Before Moses could see the ark itself and learn how it was to be constructed, he had to make the steep climb, along with a burdensome effort to reach the mountain’s peak. Once upon the plateau he had to remain there and work within the cloud for six days, after which on the seventh day the Lord descended to give him the instruction’s on how the Ark was to be erected. Hence, Moses’s difficult and strenuous labors and his hindered vision symbolize those who cannot reach the full height of this spiritual work without such initial efforts and strenuous toil; even then the full revelation is seldom seen and is totally dependent upon consent of the Unborn Spirit.

But what Moses found exhausting and seldom received, Aaron already possessed IT. As a temple priest, Aaron had the power and the permission to enter into the Holy of Holies and contemplate upon the Ark whenever he so desired. Hence, Aaron symbolizes those I described earlier, who by their spiritual acumen and the assistance from divine agencies, can make the perfection of this Contemplative work their own whenever they so desired.

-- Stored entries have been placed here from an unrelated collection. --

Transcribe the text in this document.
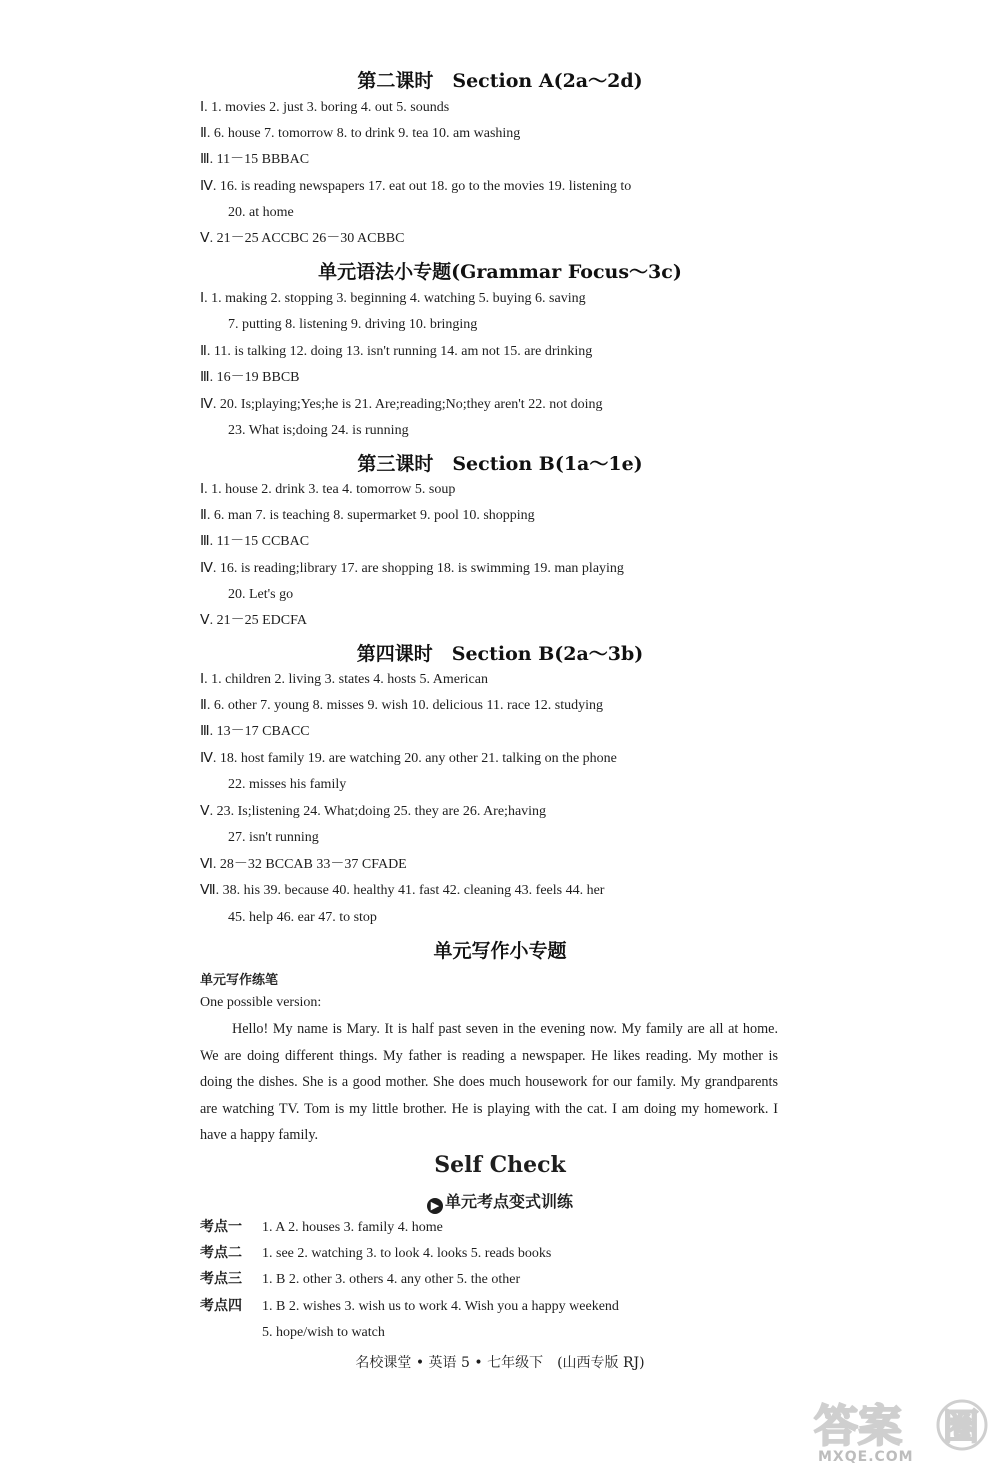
第二课时　Section A(2a～2d)
Ⅰ. 1. movies 2. just 3. boring 4. out 5. sounds
Ⅱ. 6. house 7. tomorrow 8. to drink 9. tea 10. am washing
Ⅲ. 11－15 BBBAC
Ⅳ. 16. is reading newspapers 17. eat out 18. go to the movies 19. listening to
20. at home
Ⅴ. 21－25 ACCBC 26－30 ACBBC
单元语法小专题(Grammar Focus～3c)
Ⅰ. 1. making 2. stopping 3. beginning 4. watching 5. buying 6. saving
7. putting 8. listening 9. driving 10. bringing
Ⅱ. 11. is talking 12. doing 13. isn't running 14. am not 15. are drinking
Ⅲ. 16－19 BBCB
Ⅳ. 20. Is;playing;Yes;he is 21. Are;reading;No;they aren't 22. not doing
23. What is;doing 24. is running
第三课时　Section B(1a～1e)
Ⅰ. 1. house 2. drink 3. tea 4. tomorrow 5. soup
Ⅱ. 6. man 7. is teaching 8. supermarket 9. pool 10. shopping
Ⅲ. 11－15 CCBAC
Ⅳ. 16. is reading;library 17. are shopping 18. is swimming 19. man playing
20. Let's go
Ⅴ. 21－25 EDCFA
第四课时　Section B(2a～3b)
Ⅰ. 1. children 2. living 3. states 4. hosts 5. American
Ⅱ. 6. other 7. young 8. misses 9. wish 10. delicious 11. race 12. studying
Ⅲ. 13－17 CBACC
Ⅳ. 18. host family 19. are watching 20. any other 21. talking on the phone
22. misses his family
Ⅴ. 23. Is;listening 24. What;doing 25. they are 26. Are;having
27. isn't running
Ⅵ. 28－32 BCCAB 33－37 CFADE
Ⅶ. 38. his 39. because 40. healthy 41. fast 42. cleaning 43. feels 44. her
45. help 46. ear 47. to stop
单元写作小专题
单元写作练笔
One possible version:
Hello! My name is Mary. It is half past seven in the evening now. My family are all at home. We are doing different things. My father is reading a newspaper. He likes reading. My mother is doing the dishes. She is a good mother. She does much housework for our family. My grandparents are watching TV. Tom is my little brother. He is playing with the cat. I am doing my homework. I have a happy family.
Self Check
▶ 单元考点变式训练
考点一 1. A 2. houses 3. family 4. home
考点二 1. see 2. watching 3. to look 4. looks 5. reads books
考点三 1. B 2. other 3. others 4. any other 5. the other
考点四 1. B 2. wishes 3. wish us to work 4. Wish you a happy weekend
5. hope/wish to watch
名校课堂 • 英语 5 • 七年级下　(山西专版 RJ)
答案 圈
MXQE.COM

Moses and the Ark: This surely is a very peculiar exegesis of the story of Moses on Mount Sinai. Elsewhere it is universally understood that the purpose for Moses’s extended time on Mount Sinai was to receive the Ten Commandments, but here the author suggests that Moses was going through a strenuous struggle on the mountain in order to convince God to give him instructions on how to build the Ark. The author warps the story a bit to make his metaphorical point.

Julian, Fr. John. The Complete Cloud of Unknowing: with The Letter of Privy of Counsel . Paraclete Press. Kindle Edition.

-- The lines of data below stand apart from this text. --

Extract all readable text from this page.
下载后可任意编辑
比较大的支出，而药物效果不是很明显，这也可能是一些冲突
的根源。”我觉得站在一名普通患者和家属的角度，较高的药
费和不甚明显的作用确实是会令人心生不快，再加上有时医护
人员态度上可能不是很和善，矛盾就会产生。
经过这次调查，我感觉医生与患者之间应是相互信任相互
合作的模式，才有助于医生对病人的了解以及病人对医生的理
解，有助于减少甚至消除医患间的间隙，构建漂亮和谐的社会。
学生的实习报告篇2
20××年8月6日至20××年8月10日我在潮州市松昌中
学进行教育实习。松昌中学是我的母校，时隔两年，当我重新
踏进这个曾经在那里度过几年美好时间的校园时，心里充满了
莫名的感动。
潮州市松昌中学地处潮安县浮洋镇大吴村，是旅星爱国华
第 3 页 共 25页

This is the actual story from Exodus 24:

“Then went up Moses, and Aaron, Nadab, and Abbioud, and seventy of the elders of Israel: And they saw the God of Israel…And upon the nobles of the children of Israel he laid not his hand: also they saw God, and did eat and drink. And the LORD said unto Moses, Come up to me into the mount, and be there: and I will give thee tables of stone, and a law, and commandments which I have written; that thou mayest teach them. And Moses rose up, and his minister Joshua: and Moses went up into the mount of God. And he said unto the elders, Tarry ye here for us, until we come again unto you: and, behold, Aaron and Hur are with you…And Moses went up into the mount, and a cloud covered the mount. And the glory of the LORD abode upon Mount Sinai, and the cloud covered it six days: and the seventh day he called unto Moses out of the midst of the cloud. And the sight of the glory of the LORD was like devouring fire on the top of the mount… And Moses went into the midst of the cloud…and Moses was in the mount forty days and forty nights.”

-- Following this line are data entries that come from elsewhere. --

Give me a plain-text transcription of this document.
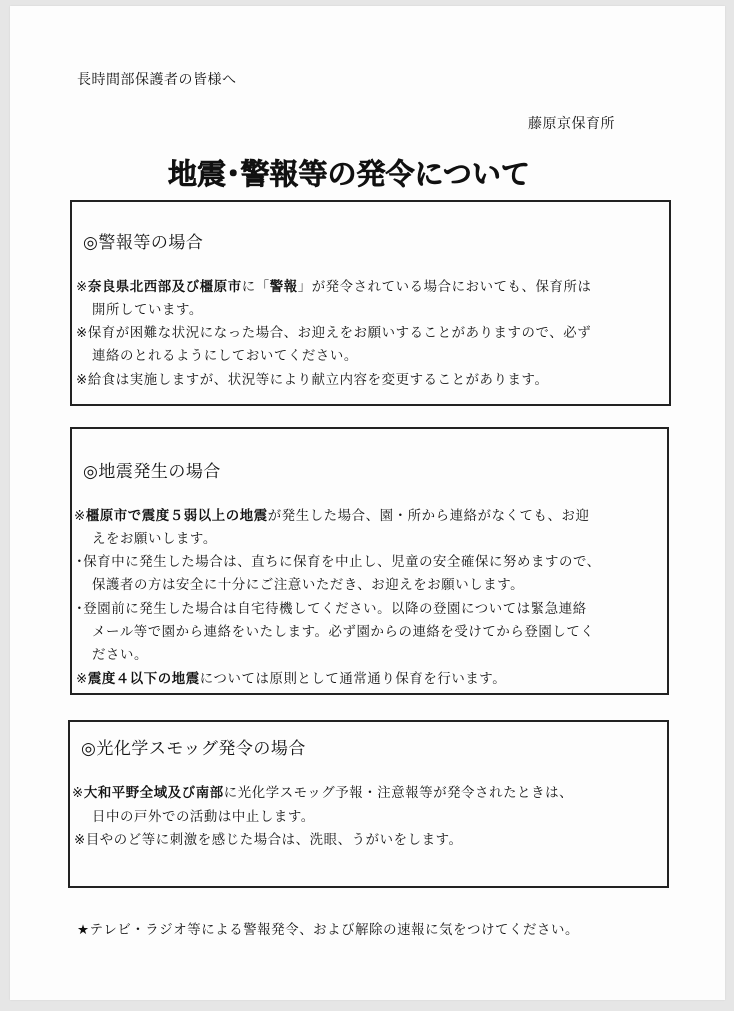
長時間部保護者の皆様へ
藤原京保育所
地震･警報等の発令について
◎警報等の場合
※奈良県北西部及び橿原市に「警報」が発令されている場合においても、保育所は
開所しています。
※保育が困難な状況になった場合、お迎えをお願いすることがありますので、必ず
連絡のとれるようにしておいてください。
※給食は実施しますが、状況等により献立内容を変更することがあります。
◎地震発生の場合
※橿原市で震度５弱以上の地震が発生した場合、園・所から連絡がなくても、お迎
えをお願いします。
･保育中に発生した場合は、直ちに保育を中止し、児童の安全確保に努めますので、
保護者の方は安全に十分にご注意いただき、お迎えをお願いします。
･登園前に発生した場合は自宅待機してください。以降の登園については緊急連絡
メール等で園から連絡をいたします。必ず園からの連絡を受けてから登園してく
ださい。
※震度４以下の地震については原則として通常通り保育を行います。
◎光化学スモッグ発令の場合
※大和平野全域及び南部に光化学スモッグ予報・注意報等が発令されたときは、
日中の戸外での活動は中止します。
※目やのど等に刺激を感じた場合は、洗眼、うがいをします。
★テレビ・ラジオ等による警報発令、および解除の速報に気をつけてください。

The author of the Cloud’s metaphorical point is that Moses was the messenger, while Aaron the priest had special privy knowledge of the Ark due to his office.

It is telling that our author has a broad enough experience with the contemplative way that he would know of people who had struggled with the experience as well as those for whom it came quickly and easily. Having done spiritual direction with contemplatives for over thirty years, I can testify to the accuracy of this distinction. It is also of some interest that the author sees Aaron’s contemplative facility as related to his priestly office in the Temple—possibly a subtle extension of the metaphor to suggest that the ordained have an easier time of it.

Julian, Fr. John. The Complete Cloud of Unknowing: with The Letter of Privy of Counsel . Paraclete Press. Kindle Edition.

The basic sense of all this is that the Cloud’s author found the latter (the effortless way) as being superior. One should not judge between the two. It may take a novice a long while—yea, sometimes even years—to reach Contemplative maturity. But this doesn’t make one any less-than the seasoned contemplative. After all, Moses is indeed more renowned in the bible than Aaron, even though Aaron had priestly privileges. The work of Spiritual Cultivation, as Tsung-Mi would agree, is worth its weight in gold over initial sudden awakening.